Mas as circunstâncias do lançamento da edição seguinte do livro, no início de 1921 – com o conteúdo ligeiramente recomposto e aumentado (a contar dezasseis poemas no lugar dos originais catorze) e com o título abreviado para Canções – justificam que se veja neste evento cultural o que hoje apelidaríamos de um ato de coming out. É claro que não é apenas isto que determina a sua importância histórica. Como veremos, a reação à divulgação das Canções no mercado livreiro lisboeta antecipou-se à muito mais bem conhecida campanha contra a “Literatura de Sodoma” que agitaria Lisboa entre o segundo semestre de 1922 e os primeiros meses de 1923 (e em que Botto também desempenharia um papel importante). Ambos os eventos inscrevem-se, portanto, na história mais alargada dos confrontos, nas primeiras décadas do século vinte em Portugal, entre as forças socialmente conservadoras e os movimentos de luta pelos direitos das mulheres e pela legitimação das identidades e orientações sexuais não heteronormativas.

 

Visto que o lançamento das Canções, em fevereiro de 1921, coincidiu com uma greve prolongada dos trabalhadores de jornais, declarada a 18 de janeiro, as críticas da imprensa demoraram a aparecer. Retomando a publicação a 14 de abril, A Capital noticiava o aparecimento na redação, durante o período da greve, de várias novidades literárias, entre as quais Canções de Botto, e prometia ocupar-se dos livros recebidos nas próximas edições do jornal, pela mão de Armando Ferreira. Este escolheu tratar das Canções já no dia 18, num texto da primeira página com o cabeçalho “O livro da D. Antónia” e a manchete excitada “‘Canções’… a ele!”, seguida pelo subtítulo que perguntava, “Ância de reclame ou descalabro moral?” A resposta implícita que o artigo acaba por dar a esta pergunta é claramente “ambas as coisas”, uma vez que Ferreira alterna protestos contra a afronta moral que a poesia de Botto representa com a denúncia do “desejo de exibicionismo” que julga motivar o autor, estabelecendo um padrão retórico reconhecível ainda um século mais tarde, e que classifica quer representações homoeróticas quer comportamentos homoafetivos manifestados no foro público como fenómenos de ostentação exibicionista, sem medir com a mesma medida comportamentos e representações equivalentes de teor heterossexual.

 

O interesse histórico da crítica d’A Capítal é porém considerável, justificando uma exploração mais demorada. Já nos primeiros parágrafos do artigo, Ferreira dá conta das inovadoras técnicas de marketing com que a segunda edição das Canções contou, ao contrário da primeira (que o crítico aliás não refere, descrevendo Botto como um autor desconhecido do “grande público”, cuja “obra poética anterior é extraordinariamente fraca”). Relaciona também este evento editorial com as tendências perniciosas mais globais que no seu entender estão a imiscuir-se na cultura portuguesa contemporânea:

 

Se A Capital tivesse saído 10 dias mais cedo, teria pedido em insistentes brados pró-moral pública, à polícia, que fizesse a apreensão duns livros da Biblioteca de Cupido, disfarçados de Canções, embrulhados em papel almaço, e expostos numa montra de livraria em volta dum retrato do seu autor, nuzinho até aos ombros e de olhos em alvo.
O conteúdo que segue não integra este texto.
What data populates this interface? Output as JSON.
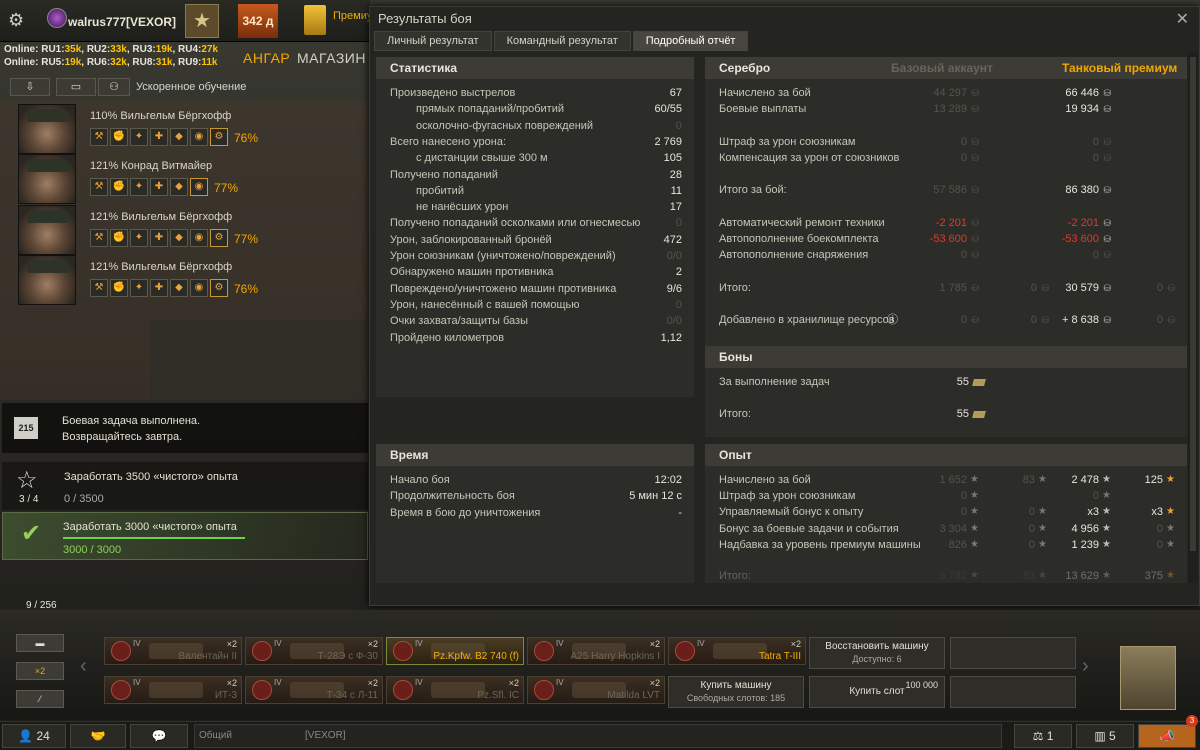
{
  "topbar": {
    "username": "walrus777[VEXOR]",
    "premium_days": "342 д",
    "premium_text": "Премиу магазин",
    "online_row1": [
      {
        "k": "RU1:",
        "v": "35k"
      },
      {
        "k": "RU2:",
        "v": "33k"
      },
      {
        "k": "RU3:",
        "v": "19k"
      },
      {
        "k": "RU4:",
        "v": "27k"
      }
    ],
    "online_row2": [
      {
        "k": "RU5:",
        "v": "19k"
      },
      {
        "k": "RU6:",
        "v": "32k"
      },
      {
        "k": "RU8:",
        "v": "31k"
      },
      {
        "k": "RU9:",
        "v": "11k"
      }
    ],
    "online_label": "Online:",
    "tab_hangar": "АНГАР",
    "tab_shop": "МАГАЗИН"
  },
  "crew_bar": {
    "accelerated": "Ускоренное обучение"
  },
  "crew": [
    {
      "name": "110% Вильгельм Бёргхофф",
      "pct": "76%"
    },
    {
      "name": "121% Конрад Витмайер",
      "pct": "77%"
    },
    {
      "name": "121% Вильгельм Бёргхофф",
      "pct": "77%"
    },
    {
      "name": "121% Вильгельм Бёргхофф",
      "pct": "76%"
    }
  ],
  "missions": {
    "daily_icon": "215",
    "daily_line1": "Боевая задача выполнена.",
    "daily_line2": "Возвращайтесь завтра.",
    "m2_title": "Заработать 3500 «чистого» опыта",
    "m2_count": "3 / 4",
    "m2_progress": "0 / 3500",
    "m3_title": "Заработать 3000 «чистого» опыта",
    "m3_progress": "3000 / 3000"
  },
  "window": {
    "title": "Результаты боя",
    "tabs": [
      "Личный результат",
      "Командный результат",
      "Подробный отчёт"
    ],
    "active_tab": 2
  },
  "stats": {
    "header": "Статистика",
    "rows": [
      {
        "label": "Произведено выстрелов",
        "value": "67",
        "indent": false,
        "dim": false
      },
      {
        "label": "прямых попаданий/пробитий",
        "value": "60/55",
        "indent": true,
        "dim": false
      },
      {
        "label": "осколочно-фугасных повреждений",
        "value": "0",
        "indent": true,
        "dim": true
      },
      {
        "label": "Всего нанесено урона:",
        "value": "2 769",
        "indent": false,
        "dim": false
      },
      {
        "label": "с дистанции свыше 300 м",
        "value": "105",
        "indent": true,
        "dim": false
      },
      {
        "label": "Получено попаданий",
        "value": "28",
        "indent": false,
        "dim": false
      },
      {
        "label": "пробитий",
        "value": "11",
        "indent": true,
        "dim": false
      },
      {
        "label": "не нанёсших урон",
        "value": "17",
        "indent": true,
        "dim": false
      },
      {
        "label": "Получено попаданий осколками или огнесмесью",
        "value": "0",
        "indent": false,
        "dim": true
      },
      {
        "label": "Урон, заблокированный бронёй",
        "value": "472",
        "indent": false,
        "dim": false
      },
      {
        "label": "Урон союзникам (уничтожено/повреждений)",
        "value": "0/0",
        "indent": false,
        "dim": true
      },
      {
        "label": "Обнаружено машин противника",
        "value": "2",
        "indent": false,
        "dim": false
      },
      {
        "label": "Повреждено/уничтожено машин противника",
        "value": "9/6",
        "indent": false,
        "dim": false
      },
      {
        "label": "Урон, нанесённый с вашей помощью",
        "value": "0",
        "indent": false,
        "dim": true
      },
      {
        "label": "Очки захвата/защиты базы",
        "value": "0/0",
        "indent": false,
        "dim": true
      },
      {
        "label": "Пройдено километров",
        "value": "1,12",
        "indent": false,
        "dim": false
      }
    ]
  },
  "time": {
    "header": "Время",
    "rows": [
      {
        "label": "Начало боя",
        "value": "12:02"
      },
      {
        "label": "Продолжительность боя",
        "value": "5 мин 12 с"
      },
      {
        "label": "Время в бою до уничтожения",
        "value": "-"
      }
    ]
  },
  "silver": {
    "header": "Серебро",
    "col_base": "Базовый аккаунт",
    "col_prem": "Танковый премиум",
    "rows": [
      {
        "label": "Начислено за бой",
        "base": "44 297",
        "prem": "66 446",
        "gap": false
      },
      {
        "label": "Боевые выплаты",
        "base": "13 289",
        "prem": "19 934",
        "gap": false
      },
      {
        "label": "Штраф за урон союзникам",
        "base": "0",
        "prem": "0",
        "gap": true
      },
      {
        "label": "Компенсация за урон от союзников",
        "base": "0",
        "prem": "0",
        "gap": false
      },
      {
        "label": "Итого за бой:",
        "base": "57 586",
        "prem": "86 380",
        "gap": true
      },
      {
        "label": "Автоматический ремонт техники",
        "base": "-2 201",
        "prem": "-2 201",
        "gap": true
      },
      {
        "label": "Автопополнение боекомплекта",
        "base": "-53 600",
        "prem": "-53 600",
        "gap": false
      },
      {
        "label": "Автопополнение снаряжения",
        "base": "0",
        "prem": "0",
        "gap": false
      },
      {
        "label": "Итого:",
        "base": "1 785",
        "base2": "0",
        "prem": "30 579",
        "prem2": "0",
        "gap": true
      },
      {
        "label": "Добавлено в хранилище ресурсов",
        "base": "0",
        "base2": "0",
        "prem": "+ 8 638",
        "prem2": "0",
        "gap": true
      }
    ]
  },
  "bons": {
    "header": "Боны",
    "rows": [
      {
        "label": "За выполнение задач",
        "value": "55"
      },
      {
        "label": "Итого:",
        "value": "55"
      }
    ]
  },
  "exp": {
    "header": "Опыт",
    "rows": [
      {
        "label": "Начислено за бой",
        "b1": "1 652",
        "b2": "83",
        "p1": "2 478",
        "p2": "125"
      },
      {
        "label": "Штраф за урон союзникам",
        "b1": "0",
        "b2": "",
        "p1": "0",
        "p2": ""
      },
      {
        "label": "Управляемый бонус к опыту",
        "b1": "0",
        "b2": "0",
        "p1": "x3",
        "p2": "x3"
      },
      {
        "label": "Бонус за боевые задачи и события",
        "b1": "3 304",
        "b2": "0",
        "p1": "4 956",
        "p2": "0"
      },
      {
        "label": "Надбавка за уровень премиум машины",
        "b1": "826",
        "b2": "0",
        "p1": "1 239",
        "p2": "0"
      },
      {
        "label": "Итого:",
        "b1": "5 782",
        "b2": "83",
        "p1": "13 629",
        "p2": "375"
      }
    ]
  },
  "carousel": {
    "slots": "9 / 256",
    "side_x2": "×2",
    "vehicles_row1": [
      {
        "tier": "IV",
        "name": "Валентайн II",
        "x2": "×2",
        "cls": ""
      },
      {
        "tier": "IV",
        "name": "Т-28Э с Ф-30",
        "x2": "×2",
        "cls": ""
      },
      {
        "tier": "IV",
        "name": "Pz.Kpfw. B2 740 (f)",
        "x2": "",
        "cls": "sel"
      },
      {
        "tier": "IV",
        "name": "A25 Harry Hopkins I",
        "x2": "×2",
        "cls": ""
      },
      {
        "tier": "IV",
        "name": "Tatra T-III",
        "x2": "×2",
        "cls": "prem"
      }
    ],
    "vehicles_row2": [
      {
        "tier": "IV",
        "name": "ИТ-3",
        "x2": "×2",
        "cls": ""
      },
      {
        "tier": "IV",
        "name": "Т-34 с Л-11",
        "x2": "×2",
        "cls": ""
      },
      {
        "tier": "IV",
        "name": "Pz.Sfl. IC",
        "x2": "×2",
        "cls": ""
      },
      {
        "tier": "IV",
        "name": "Matilda LVT",
        "x2": "×2",
        "cls": ""
      }
    ],
    "restore": {
      "label": "Восстановить машину",
      "sub": "Доступно: 6"
    },
    "buy_vehicle": {
      "label": "Купить машину",
      "sub": "Свободных слотов: 185"
    },
    "buy_slot": {
      "label": "Купить слот",
      "price": "100 000"
    }
  },
  "bottombar": {
    "players": "24",
    "chat_general": "Общий",
    "chat_clan": "[VEXOR]",
    "right1": "1",
    "right2": "5",
    "notif": "3"
  }
}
Hoje, já que a excitante e pornográfica foto retirou, as nossas palavras serão apenas o desabafo natural perante uma inédita forma de ser poeta, ante uma escola que a tomar alento, a não ser escorraçada pela moral, mais virá perverter, debilitar a nossa raça já tão vítima das sensibilidades extraordinárias dos novíssimos poetas que por aí se espremem à procura da nota original que os imponha.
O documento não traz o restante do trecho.